En España, el centroizquierda gubernamental ya se suma a la derecha ortodoxa en una defensa de la deflación salarial para ganar competitividad en la zona euro. Pero economistas con conocimientos en las espirales deflacionistas del pasado, tanto de Europa como de América Latina, advierten sobre el peligro de la «carrera hacia el fondo» de recortes salariales. La chilena Griffith Jones recordó en una cena en Madrid organizada por la Fundación Ideas, que Keynes insistía en que en momentos de insuficiente demanda agregada «más vale subir salarios reales porque si no se hunde más la demanda». Los comensales, economistas de la fundación socialista de Jesús Caldera, se mostraron asombrados.
La única salida para la zona euro, dice Flassbeck, es que Alemania deje de recortar sus salarios reales (han caído el 9% desde 2000) y expanda su demanda interna. «Alemania debería subir sus salarios reales y realizar una expansión fiscal; si no debería salir del euro», sentencia. Jayati Ghosh cita la experiencia de los países en desarrollo, que han experimentando la misma clase de fuga devastadora de capitales como España y Grecia tras años de ser los niños favoritos de los mercados: «Los capitales entran y luego salen sin criterio racional y si haces caso al FMI y recortas el gasto y los salarios, no hay salida; eso lo saben Argentina, Turquía y Corea del Sur».
El economista estadounidense Mark Weisbrot también es un viejo crítico de las políticas ortodoxas de ajuste como respuestas a las repetidas crisis de endeudamiento en América Latina y advierte que pasará lo mismo en España.
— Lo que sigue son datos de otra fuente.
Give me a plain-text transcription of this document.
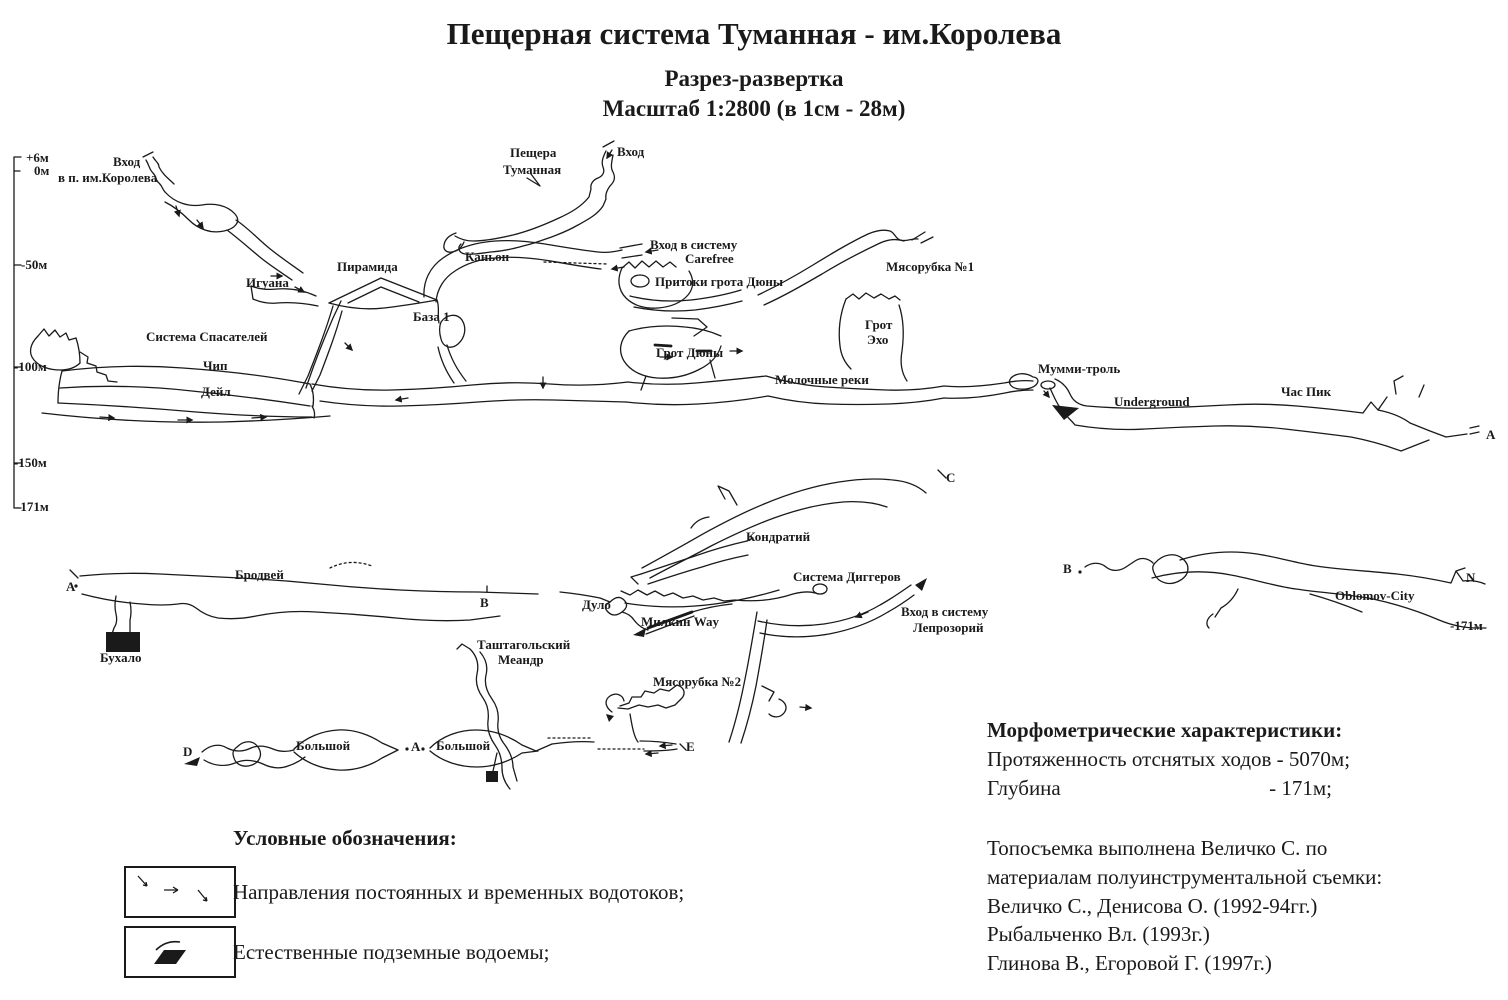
Пещерная система Туманная - им.Королева
Разрез-развертка
Масштаб 1:2800 (в 1см - 28м)
+6м
0м
-50м
-100м
-150м
-171м
Вход
в п. им.Королева
Пещера
Туманная
Вход
Каньон
Вход в систему
Carefree
Притоки грота Дюны
Игуана
Пирамида
База 1
Мясорубка №1
Грот
Эхо
Система Спасателей
Чип
Дейл
Грот Дюны
Молочные реки
Мумми-троль
Underground
Час Пик
A
С
Кондратий
Система Диггеров
А
Бродвей
Бухало
В	Дуло
Милкин Way
Вход в систему
Лепрозорий
Таштагольский
Меандр
Мясорубка №2
D	Большой	А Большой	Е
В
N
Oblomov-City
-171м
Условные обозначения:
Направления постоянных и временных водотоков;
Естественные подземные водоемы;
Морфометрические характеристики:
Протяженность отснятых ходов - 5070м;
Глубина	- 171м;
Топосъемка выполнена Величко С. по
материалам полуинструментальной съемки:
Величко С., Денисова О. (1992-94гг.)
Рыбальченко Вл. (1993г.)
Глинова В., Егоровой Г. (1997г.)
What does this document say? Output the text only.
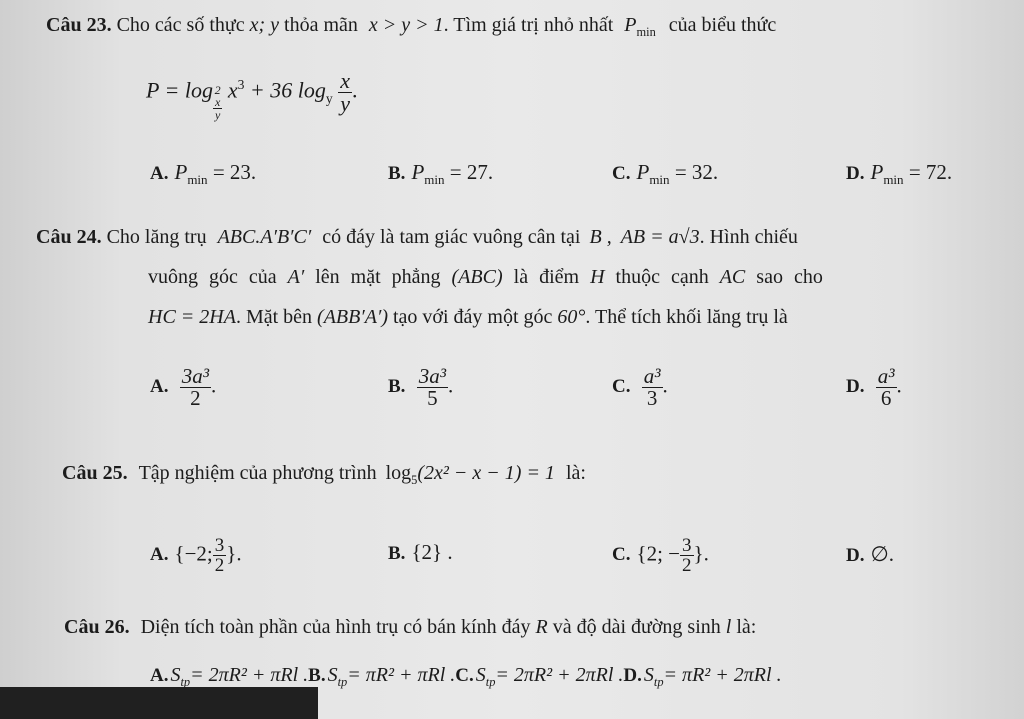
Câu 23. Cho các số thực x; y thỏa mãn x > y > 1. Tìm giá trị nhỏ nhất $P_{min}$ của biểu thức
P = log 2
$\frac{x}{y}$
$x^3 + 36$ $\log_y \frac{x}{y}$ .
A. $P_{min} = 23$.	B. $P_{min} = 27$.	C. $P_{min} = 32$.	D. $P_{min} = 72$.
Câu 24. Cho lăng trụ ABC.A′B′C′ có đáy là tam giác vuông cân tại B , AB = a√3. Hình chiếu
vuông góc của A′ lên mặt phẳng (ABC) là điểm H thuộc cạnh AC sao cho
HC = 2HA. Mặt bên (ABB′A′) tạo với đáy một góc 60°. Thể tích khối lăng trụ là
A. $\frac{\text{3a³}}{2}$ .	B. $\frac{\text{3a³}}{5}$ .	C. $\frac{\text{a³}}{3}$ .	D. $\frac{\text{a³}}{6}$ .
Câu 25. Tập nghiệm của phương trình $\log_5(2x^2 - x - 1) = 1$ là:
A. {−2; $\frac{3}{2}$ }.	B. {2} .	C. {2; − $\frac{3}{2}$ }.	D. ∅.
Câu 26. Diện tích toàn phần của hình trụ có bán kính đáy R và độ dài đường sinh l là:
A. $S_{tp}= 2\pi R^2 + \pi Rl$ .B. $S_{tp}= \pi R^2 + \pi Rl$ .C. $S_{tp}= 2\pi R^2 + 2\pi Rl$ .D. $S_{tp}= \pi R^2 + 2\pi Rl$ .
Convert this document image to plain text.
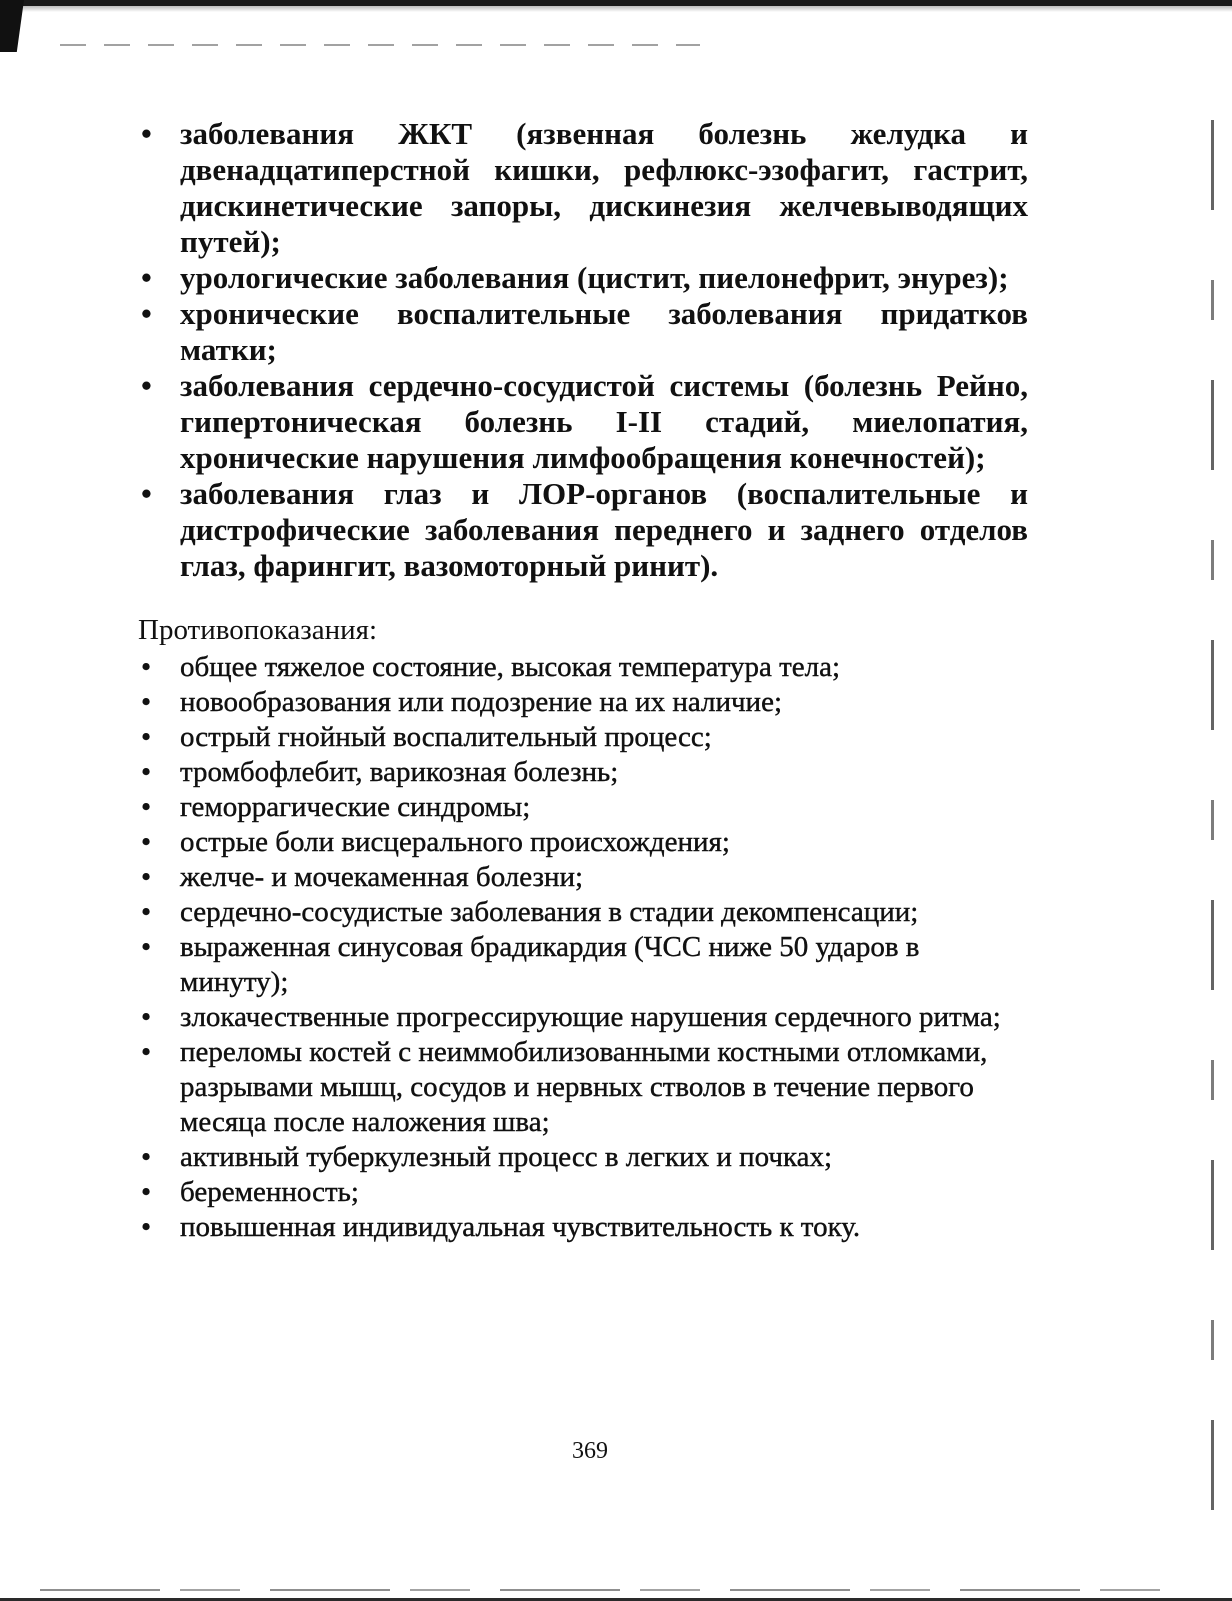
• заболевания ЖКТ (язвенная болезнь желудка и двенадцатиперстной кишки, рефлюкс-эзофагит, гастрит, дискинетические запоры, дискинезия желчевыводящих путей);
• урологические заболевания (цистит, пиелонефрит, энурез);
• хронические воспалительные заболевания придатков матки;
• заболевания сердечно-сосудистой системы (болезнь Рейно, гипертоническая болезнь I-II стадий, миелопатия, хронические нарушения лимфообращения конечностей);
• заболевания глаз и ЛОР-органов (воспалительные и дистрофические заболевания переднего и заднего отделов глаз, фарингит, вазомоторный ринит).
Противопоказания:
• общее тяжелое состояние, высокая температура тела;
• новообразования или подозрение на их наличие;
• острый гнойный воспалительный процесс;
• тромбофлебит, варикозная болезнь;
• геморрагические синдромы;
• острые боли висцерального происхождения;
• желче- и мочекаменная болезни;
• сердечно-сосудистые заболевания в стадии декомпенсации;
• выраженная синусовая брадикардия (ЧСС ниже 50 ударов в минуту);
• злокачественные прогрессирующие нарушения сердечного ритма;
• переломы костей с неиммобилизованными костными отломками, разрывами мышц, сосудов и нервных стволов в течение первого месяца после наложения шва;
• активный туберкулезный процесс в легких и почках;
• беременность;
• повышенная индивидуальная чувствительность к току.
369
La advertencia está recogida en su nuevo informe Alternativas a la austeridad fiscal en España, que choca frontalmente con la nueva ortodoxia.
Recuerda que en Argentina en los años noventa «el Gobierno intentó recuperar la confianza en la economía con el peg (el vinculo del peso con el dólar) para lo que diseñó restricciones fiscales y monetarias. Pero resultó imposible”.
Para empezar a hacer frente al problema de la sostenibilidad de la deuda en España, Irlanda o Grecia, lo primero que hay que hacer es reactivar la economía. Por eso, Weisbrot da la vuelta a la tortilla de la ortodoxia renacida en Europa en 2010 e insta al Gobierno español a adoptar políticas de estímulo contracíclicas y no de ajuste.
Para evitar más ataques en los mercados, reacios a la vuelta de los New Deal, el Banco Central Europeo (BCE) debería ayudar mediante la compra de deuda española al igual que Keynes aconsejó a Roosevelt en su carta de 1933. «Lo que importa para la sostenibilidad de la deuda es la carga de intereses netos”, explica Weisbrot. El Banco de Japón y la Reserva Federal de Estados Unidos han utilizado políticas de expansión cuantitativa (la compra de deuda pública por las autoridades) para «hacer sostenibles sus propias deudas sin graves consecuencias». El BCE debería hacer lo mismo. Pero Weisbrot reconoce que, dada la ortodoxia imperante en Fráncfort, cuyos banqueros centrales jamás se sintieron a gusto con Keynes, «es muy poco probable» que lo haga.